The play centers on Hinze, one slick cat with a silver tongue and a loveable, if not so bright owner, Gottlieb.

They have great affection for one another, and the feline uses his wiles to great effect to help his master.

"It's all through wit and tricks," Hickman said. "The cat isn't a genie. The cat is along the lines of a classical trickster character."

Hinze even talks others into giving him a stylish pair of boots, which elevates his haughty persona.

"This is a pretty absurd comedy," Hickman said. "This is actually a play within a play."

There are critics watching and commenting on the play and the playwright also is in the audience, Hickman said.

Hinze, meanwhile, is a famous foreign actor playing a cat, giving the character a level of complexity it deserves, said Beth Josephsen, who's playing Hinze.

Hinze does a lot for Gottlieb, not the least of which is negotiating with Bearbug, an ogre who has his own kingdom. Bearbug is tricked, more or less, into giving up his kingdom.
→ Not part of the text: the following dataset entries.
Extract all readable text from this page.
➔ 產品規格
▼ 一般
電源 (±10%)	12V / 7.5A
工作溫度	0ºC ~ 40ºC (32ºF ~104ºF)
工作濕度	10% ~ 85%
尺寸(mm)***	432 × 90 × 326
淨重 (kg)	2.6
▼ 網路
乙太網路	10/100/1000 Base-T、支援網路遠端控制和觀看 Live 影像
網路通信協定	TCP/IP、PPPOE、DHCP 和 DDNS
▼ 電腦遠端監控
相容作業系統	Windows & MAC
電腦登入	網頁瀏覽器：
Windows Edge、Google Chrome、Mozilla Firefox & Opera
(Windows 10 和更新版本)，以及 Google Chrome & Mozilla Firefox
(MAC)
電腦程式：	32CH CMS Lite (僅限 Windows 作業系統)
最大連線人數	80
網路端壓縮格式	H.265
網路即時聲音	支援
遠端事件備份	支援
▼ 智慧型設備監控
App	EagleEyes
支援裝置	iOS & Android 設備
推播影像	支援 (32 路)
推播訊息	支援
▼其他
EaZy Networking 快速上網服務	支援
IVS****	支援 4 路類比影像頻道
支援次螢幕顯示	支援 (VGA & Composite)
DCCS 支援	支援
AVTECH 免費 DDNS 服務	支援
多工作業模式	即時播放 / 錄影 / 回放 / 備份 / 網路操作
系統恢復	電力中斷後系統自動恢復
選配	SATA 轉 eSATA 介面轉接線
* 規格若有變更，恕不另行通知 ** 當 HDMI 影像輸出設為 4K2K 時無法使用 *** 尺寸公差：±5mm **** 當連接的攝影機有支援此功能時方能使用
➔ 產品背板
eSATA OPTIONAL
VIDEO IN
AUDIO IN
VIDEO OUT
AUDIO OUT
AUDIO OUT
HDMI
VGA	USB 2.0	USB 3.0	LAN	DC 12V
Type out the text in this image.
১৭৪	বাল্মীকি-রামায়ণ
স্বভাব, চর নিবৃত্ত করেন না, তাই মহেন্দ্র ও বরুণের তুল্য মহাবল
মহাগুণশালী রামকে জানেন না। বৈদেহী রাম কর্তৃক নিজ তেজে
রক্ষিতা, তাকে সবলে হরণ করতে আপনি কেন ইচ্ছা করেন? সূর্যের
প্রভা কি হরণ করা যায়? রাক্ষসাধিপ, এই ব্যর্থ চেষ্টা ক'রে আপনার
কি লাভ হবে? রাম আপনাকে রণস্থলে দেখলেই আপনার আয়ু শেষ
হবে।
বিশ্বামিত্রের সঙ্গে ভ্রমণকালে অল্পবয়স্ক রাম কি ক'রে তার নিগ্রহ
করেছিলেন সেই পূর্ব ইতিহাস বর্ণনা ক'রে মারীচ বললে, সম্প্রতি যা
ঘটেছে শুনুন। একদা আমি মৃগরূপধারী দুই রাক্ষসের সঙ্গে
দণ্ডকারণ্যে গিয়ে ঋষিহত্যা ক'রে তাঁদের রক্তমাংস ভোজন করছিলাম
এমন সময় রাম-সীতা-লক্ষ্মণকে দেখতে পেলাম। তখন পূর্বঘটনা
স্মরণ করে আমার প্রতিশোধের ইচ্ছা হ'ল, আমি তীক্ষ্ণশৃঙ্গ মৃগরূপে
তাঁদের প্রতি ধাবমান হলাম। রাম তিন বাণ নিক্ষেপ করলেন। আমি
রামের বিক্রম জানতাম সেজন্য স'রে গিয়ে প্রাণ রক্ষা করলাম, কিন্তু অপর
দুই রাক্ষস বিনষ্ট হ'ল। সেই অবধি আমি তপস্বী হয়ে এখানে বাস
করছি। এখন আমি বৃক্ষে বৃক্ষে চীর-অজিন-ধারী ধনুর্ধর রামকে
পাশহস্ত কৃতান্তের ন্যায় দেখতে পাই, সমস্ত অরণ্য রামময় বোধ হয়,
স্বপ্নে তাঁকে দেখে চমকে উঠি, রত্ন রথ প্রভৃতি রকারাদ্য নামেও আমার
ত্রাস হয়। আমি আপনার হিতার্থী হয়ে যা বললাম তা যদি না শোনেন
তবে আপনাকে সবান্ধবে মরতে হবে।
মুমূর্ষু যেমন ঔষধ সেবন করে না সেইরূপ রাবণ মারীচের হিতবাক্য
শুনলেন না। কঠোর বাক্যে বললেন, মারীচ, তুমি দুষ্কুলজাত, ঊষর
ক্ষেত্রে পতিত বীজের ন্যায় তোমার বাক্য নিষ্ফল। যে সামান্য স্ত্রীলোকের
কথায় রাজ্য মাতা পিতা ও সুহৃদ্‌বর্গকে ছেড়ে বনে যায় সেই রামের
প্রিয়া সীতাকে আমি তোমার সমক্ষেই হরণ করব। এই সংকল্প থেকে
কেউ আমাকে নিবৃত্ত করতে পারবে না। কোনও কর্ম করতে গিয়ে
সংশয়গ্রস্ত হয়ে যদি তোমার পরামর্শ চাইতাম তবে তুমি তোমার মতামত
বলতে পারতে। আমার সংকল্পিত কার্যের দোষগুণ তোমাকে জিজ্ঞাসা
That is the break Gottlieb was looking for, because he needs his own kingdom to marry his love interest, a princess from a nearby realm.

"I think it's fun to play a cat," said Josephsen, adding that the physicality of the role was enjoyable.

"It's not the most challenging role I've ever played," she said. "It's more challenging playing an animal over a human, but I'm still playing a human who's playing an actor who's playing a cat."

Hickman said the play's humor should appeal across generations.

"It's got a lot of jokes the kids will think are great and a lot of jokes adults will think are hilarious, too," he said.